One year later, on June 15, 2020, the U.S. Department of Justice charged six former eBay employees, all part of the corporate security team, with conspiring to commit cyberstalking and tamper with witnesses. Their alleged targets were almost comically obscure — a mom-and-pop blogging duo from a suburb of Boston and a Twitter gadfly who wrote often in their comments section. According to the government, their methods were juvenile and grotesque, featuring cockroaches, pornography, barely veiled threats of violence and death, physical surveillance and the weaponization of late-night pizza.
“This was a determined, systematic effort by senior employees of a major company to destroy the lives of a couple in Natick,” said the U.S. attorney in Boston, Andrew Lelling, at a news conference, “all because they published content the company executives didn’t like.”
Each charge carries a sentence of up to five years in prison. Mr. Baugh, whose age was given as 45, and his deputy, David Harville, 48, were arrested. The other defendants are Ms. Zea, who is now 26; Ms. Popp, 32; Stephanie Stockwell, 26; and Brian Gilbert, 51. A seventh employee, Philip Cooke, 55, was charged in July. Contacted through their lawyers, none would comment except Ms.

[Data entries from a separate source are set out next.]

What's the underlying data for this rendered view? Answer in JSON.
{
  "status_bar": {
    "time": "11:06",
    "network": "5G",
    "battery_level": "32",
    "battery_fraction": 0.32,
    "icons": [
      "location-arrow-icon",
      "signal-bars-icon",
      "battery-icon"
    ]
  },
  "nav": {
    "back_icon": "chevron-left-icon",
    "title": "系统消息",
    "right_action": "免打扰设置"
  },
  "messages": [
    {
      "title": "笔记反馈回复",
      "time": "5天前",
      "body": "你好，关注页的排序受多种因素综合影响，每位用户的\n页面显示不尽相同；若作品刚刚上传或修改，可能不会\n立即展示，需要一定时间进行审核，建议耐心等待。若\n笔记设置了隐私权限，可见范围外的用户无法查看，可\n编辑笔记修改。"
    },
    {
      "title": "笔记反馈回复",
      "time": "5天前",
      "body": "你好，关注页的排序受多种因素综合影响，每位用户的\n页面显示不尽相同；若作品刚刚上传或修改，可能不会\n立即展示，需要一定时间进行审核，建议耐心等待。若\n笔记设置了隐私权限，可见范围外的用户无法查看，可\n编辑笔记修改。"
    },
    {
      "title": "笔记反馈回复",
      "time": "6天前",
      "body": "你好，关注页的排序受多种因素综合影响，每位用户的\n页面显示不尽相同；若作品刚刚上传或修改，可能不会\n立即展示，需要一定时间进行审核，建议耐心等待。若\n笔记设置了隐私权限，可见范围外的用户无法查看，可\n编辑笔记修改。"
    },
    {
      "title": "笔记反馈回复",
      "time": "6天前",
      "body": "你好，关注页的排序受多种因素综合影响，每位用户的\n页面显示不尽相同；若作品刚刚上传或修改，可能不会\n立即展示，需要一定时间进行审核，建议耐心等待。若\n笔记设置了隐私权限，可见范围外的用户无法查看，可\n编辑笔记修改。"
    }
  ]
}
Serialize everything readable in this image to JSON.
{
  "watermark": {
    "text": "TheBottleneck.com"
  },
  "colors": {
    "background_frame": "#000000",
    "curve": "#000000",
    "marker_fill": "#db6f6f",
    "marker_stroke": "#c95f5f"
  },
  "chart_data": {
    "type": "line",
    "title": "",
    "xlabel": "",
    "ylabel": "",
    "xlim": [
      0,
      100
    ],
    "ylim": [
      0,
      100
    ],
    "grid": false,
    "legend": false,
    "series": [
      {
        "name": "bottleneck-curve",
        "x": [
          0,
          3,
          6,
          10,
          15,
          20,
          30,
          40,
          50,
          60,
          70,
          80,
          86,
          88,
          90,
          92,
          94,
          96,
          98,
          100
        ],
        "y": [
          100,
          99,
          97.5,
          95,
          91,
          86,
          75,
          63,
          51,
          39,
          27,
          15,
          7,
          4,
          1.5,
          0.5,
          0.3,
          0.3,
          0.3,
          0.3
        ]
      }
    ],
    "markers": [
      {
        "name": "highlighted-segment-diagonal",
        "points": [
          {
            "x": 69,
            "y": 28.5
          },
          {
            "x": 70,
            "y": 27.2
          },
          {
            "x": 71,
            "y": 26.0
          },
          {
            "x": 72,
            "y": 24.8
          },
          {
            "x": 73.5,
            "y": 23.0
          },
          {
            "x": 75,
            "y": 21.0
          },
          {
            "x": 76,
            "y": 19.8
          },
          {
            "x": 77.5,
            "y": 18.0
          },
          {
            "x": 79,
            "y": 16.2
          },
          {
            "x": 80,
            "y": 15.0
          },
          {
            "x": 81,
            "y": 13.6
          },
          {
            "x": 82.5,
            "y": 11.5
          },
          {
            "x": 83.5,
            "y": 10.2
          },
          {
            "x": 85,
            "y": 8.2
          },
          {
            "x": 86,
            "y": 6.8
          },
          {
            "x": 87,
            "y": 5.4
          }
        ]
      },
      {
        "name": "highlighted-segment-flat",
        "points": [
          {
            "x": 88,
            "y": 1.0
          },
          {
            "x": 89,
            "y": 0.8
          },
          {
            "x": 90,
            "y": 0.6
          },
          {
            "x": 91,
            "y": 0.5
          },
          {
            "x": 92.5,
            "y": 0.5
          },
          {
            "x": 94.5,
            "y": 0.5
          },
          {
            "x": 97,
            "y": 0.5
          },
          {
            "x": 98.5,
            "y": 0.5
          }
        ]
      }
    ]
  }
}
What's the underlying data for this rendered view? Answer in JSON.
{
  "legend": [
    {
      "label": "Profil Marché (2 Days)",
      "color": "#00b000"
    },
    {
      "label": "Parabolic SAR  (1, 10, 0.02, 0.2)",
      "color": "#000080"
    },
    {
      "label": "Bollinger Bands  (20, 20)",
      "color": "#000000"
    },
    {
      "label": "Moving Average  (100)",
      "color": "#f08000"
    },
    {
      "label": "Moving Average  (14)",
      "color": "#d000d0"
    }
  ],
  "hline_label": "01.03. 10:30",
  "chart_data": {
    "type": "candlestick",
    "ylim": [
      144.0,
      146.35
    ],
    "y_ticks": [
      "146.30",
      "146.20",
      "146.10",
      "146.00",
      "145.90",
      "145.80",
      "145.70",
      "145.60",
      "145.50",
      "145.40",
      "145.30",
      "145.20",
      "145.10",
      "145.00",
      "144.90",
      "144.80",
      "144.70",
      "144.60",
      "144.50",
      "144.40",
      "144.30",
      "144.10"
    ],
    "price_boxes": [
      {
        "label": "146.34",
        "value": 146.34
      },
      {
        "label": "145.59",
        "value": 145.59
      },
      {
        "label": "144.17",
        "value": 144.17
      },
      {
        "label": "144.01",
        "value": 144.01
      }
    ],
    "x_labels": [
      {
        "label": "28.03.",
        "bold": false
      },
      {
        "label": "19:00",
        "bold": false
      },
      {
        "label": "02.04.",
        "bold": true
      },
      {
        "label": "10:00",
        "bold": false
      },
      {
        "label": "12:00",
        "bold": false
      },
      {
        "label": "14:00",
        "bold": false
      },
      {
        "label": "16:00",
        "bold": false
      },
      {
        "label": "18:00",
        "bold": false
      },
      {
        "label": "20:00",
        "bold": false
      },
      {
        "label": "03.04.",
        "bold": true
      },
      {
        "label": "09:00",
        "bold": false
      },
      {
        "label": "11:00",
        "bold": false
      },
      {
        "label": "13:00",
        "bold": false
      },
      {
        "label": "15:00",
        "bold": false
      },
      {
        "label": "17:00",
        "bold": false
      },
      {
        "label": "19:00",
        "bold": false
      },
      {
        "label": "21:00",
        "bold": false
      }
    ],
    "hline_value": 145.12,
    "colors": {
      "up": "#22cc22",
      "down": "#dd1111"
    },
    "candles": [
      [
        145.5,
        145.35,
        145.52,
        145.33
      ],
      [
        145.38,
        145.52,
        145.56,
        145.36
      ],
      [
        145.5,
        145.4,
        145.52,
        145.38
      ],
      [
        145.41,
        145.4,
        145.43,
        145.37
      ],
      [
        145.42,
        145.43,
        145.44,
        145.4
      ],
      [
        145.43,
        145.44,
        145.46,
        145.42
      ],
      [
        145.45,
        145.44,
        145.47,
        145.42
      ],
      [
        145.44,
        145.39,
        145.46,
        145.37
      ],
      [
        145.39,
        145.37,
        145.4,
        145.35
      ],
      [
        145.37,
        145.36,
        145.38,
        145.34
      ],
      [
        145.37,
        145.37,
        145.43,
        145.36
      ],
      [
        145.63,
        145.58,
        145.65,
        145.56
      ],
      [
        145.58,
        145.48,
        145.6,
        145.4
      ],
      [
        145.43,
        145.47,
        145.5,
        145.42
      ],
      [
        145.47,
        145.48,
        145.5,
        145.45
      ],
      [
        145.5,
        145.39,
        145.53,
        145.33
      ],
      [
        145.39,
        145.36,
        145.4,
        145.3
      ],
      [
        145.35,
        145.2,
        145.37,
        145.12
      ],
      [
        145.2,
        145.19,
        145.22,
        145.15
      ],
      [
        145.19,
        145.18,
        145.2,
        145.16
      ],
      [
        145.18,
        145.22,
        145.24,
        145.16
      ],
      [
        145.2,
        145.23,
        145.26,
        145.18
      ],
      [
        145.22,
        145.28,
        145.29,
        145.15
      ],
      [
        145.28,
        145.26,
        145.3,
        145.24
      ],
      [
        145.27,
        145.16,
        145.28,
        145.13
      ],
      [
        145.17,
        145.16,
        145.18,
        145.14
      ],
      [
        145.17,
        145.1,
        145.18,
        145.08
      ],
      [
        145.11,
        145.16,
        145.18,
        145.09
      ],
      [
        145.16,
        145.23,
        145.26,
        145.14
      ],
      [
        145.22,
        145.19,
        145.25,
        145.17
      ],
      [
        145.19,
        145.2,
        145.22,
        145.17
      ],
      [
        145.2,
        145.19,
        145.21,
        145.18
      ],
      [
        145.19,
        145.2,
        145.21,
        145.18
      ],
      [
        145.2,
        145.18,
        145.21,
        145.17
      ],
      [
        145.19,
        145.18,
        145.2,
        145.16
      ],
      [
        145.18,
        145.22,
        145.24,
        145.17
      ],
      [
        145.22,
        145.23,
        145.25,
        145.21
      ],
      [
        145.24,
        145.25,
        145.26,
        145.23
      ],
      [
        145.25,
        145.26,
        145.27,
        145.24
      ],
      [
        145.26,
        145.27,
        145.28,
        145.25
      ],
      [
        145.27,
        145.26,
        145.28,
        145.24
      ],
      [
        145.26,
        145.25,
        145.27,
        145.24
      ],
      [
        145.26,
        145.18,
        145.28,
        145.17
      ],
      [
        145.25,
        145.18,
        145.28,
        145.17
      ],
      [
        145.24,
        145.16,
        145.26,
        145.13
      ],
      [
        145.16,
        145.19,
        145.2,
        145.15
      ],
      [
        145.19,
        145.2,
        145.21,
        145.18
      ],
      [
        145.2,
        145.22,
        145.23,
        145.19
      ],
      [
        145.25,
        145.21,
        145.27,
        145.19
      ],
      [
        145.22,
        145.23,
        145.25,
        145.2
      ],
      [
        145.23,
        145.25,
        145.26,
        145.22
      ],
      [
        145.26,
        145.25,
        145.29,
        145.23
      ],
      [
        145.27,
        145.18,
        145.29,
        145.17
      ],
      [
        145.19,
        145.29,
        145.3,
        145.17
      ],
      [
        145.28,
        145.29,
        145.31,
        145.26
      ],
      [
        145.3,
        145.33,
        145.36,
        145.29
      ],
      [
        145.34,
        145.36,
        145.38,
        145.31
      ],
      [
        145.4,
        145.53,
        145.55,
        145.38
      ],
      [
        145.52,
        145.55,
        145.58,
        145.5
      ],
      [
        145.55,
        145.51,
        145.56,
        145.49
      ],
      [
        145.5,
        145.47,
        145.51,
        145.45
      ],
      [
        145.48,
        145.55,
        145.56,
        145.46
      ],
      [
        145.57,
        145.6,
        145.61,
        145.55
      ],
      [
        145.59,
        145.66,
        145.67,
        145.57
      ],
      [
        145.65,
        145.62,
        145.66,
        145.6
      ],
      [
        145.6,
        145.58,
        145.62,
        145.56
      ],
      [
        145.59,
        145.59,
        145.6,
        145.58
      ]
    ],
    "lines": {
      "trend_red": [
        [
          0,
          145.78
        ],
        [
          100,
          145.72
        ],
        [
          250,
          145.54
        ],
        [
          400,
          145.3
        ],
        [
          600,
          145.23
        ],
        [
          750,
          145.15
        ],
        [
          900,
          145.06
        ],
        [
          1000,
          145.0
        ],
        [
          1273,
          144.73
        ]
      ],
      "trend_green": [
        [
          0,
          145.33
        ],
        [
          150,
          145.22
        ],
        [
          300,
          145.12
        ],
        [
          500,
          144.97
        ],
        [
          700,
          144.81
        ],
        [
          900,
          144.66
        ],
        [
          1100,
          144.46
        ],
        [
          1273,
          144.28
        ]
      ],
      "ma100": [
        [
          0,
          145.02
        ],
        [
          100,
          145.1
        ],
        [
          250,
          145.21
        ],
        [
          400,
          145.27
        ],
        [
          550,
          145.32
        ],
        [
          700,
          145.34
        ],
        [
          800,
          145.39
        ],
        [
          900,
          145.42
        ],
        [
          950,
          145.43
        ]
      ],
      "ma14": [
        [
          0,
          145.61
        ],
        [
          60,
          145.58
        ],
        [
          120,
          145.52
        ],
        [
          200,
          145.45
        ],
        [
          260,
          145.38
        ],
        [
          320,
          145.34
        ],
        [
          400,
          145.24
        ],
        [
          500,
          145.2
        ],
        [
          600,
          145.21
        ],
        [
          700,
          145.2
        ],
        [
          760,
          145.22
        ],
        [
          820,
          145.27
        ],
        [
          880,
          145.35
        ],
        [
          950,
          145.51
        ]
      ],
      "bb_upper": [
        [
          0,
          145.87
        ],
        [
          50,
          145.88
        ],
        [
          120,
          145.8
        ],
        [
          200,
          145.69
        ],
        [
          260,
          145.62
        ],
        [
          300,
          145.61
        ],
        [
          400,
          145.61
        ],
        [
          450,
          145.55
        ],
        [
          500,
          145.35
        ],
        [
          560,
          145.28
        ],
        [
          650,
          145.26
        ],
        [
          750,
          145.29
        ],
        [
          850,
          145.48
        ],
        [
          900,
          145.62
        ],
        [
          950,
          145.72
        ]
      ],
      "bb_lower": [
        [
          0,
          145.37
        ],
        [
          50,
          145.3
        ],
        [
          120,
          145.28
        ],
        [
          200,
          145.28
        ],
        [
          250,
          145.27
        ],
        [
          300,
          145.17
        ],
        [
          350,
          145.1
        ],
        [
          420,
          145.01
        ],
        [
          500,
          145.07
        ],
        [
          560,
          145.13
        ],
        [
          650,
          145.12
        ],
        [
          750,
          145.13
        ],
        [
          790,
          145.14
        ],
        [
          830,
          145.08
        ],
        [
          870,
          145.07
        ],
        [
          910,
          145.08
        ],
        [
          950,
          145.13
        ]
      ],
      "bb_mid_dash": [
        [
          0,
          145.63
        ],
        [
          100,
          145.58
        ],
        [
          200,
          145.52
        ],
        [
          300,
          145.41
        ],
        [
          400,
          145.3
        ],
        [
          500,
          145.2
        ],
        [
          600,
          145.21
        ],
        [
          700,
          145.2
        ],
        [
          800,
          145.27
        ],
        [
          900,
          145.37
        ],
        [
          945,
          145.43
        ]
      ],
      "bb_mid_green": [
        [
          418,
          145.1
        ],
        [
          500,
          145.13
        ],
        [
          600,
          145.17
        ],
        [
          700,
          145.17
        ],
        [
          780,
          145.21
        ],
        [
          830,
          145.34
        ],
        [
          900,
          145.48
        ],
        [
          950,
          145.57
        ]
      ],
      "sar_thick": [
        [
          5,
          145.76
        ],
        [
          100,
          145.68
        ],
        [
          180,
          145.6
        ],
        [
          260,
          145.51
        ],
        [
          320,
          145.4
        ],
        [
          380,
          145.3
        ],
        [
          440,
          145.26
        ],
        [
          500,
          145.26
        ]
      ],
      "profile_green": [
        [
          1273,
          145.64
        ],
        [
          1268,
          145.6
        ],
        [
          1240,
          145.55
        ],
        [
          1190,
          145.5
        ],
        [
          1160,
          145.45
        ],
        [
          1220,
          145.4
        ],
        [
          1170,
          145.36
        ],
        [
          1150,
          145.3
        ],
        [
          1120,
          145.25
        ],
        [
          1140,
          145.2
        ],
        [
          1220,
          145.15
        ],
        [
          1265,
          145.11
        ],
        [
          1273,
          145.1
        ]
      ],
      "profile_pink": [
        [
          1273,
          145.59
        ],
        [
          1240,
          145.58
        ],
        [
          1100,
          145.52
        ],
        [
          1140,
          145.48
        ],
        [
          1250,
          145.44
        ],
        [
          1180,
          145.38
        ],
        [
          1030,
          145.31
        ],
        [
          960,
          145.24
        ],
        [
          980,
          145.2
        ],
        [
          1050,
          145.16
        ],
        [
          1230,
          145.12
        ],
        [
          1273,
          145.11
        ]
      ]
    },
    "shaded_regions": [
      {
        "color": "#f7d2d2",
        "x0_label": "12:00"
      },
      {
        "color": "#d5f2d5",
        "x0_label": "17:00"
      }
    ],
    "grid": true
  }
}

Zea, who said she would plead guilty. Ms. Popp, Ms. Stockwell, Mr. Gilbert and Mr. Cooke are expected to do the same. The case is still open.
This account is based on court documents and dozens of interviews with people who followed the stalking scandal closely, including six who worked in Global Security and Resilience. The scheme they describe was both completely malevolent and remarkably inept — full of daft assumptions on the part of eBay about a plot that did not exist. It stands as a warning about how easily tech companies can feel aggrieved, and the mayhem that can ensue when they do. And it vividly shows how the internet makes people crazy, often without them ever realizing it.
Paul Florence was the chief executive of Concentric Advisors, the staffing agency that placed Ms. Zea at eBay. “It felt like eBay was breaking the analysts down psychologically — making them doubt themselves, isolating them, turning them against each other,” he said. In 18 months, eBay fired at least a dozen analysts. When Mr. Florence protested, his firm was fired, too.
“I was relieved,” he said. “It seemed like a cult.”
2. ‘We are going to crush this lady’
Like many people during the dot-com boom of the late 1990s, Ina and David Steiner took a hobby and turned it into a business. Ina worked at a publishing company and collected books. David, a video producer, had been going to yard sales since he was a kid. He liked advertising collectibles, antique tools — anything that caught his eye. In 1999, four years after eBay was founded, when the notion of transacting with strangers online was still for the bold, they started a modest website offering advice to buyers.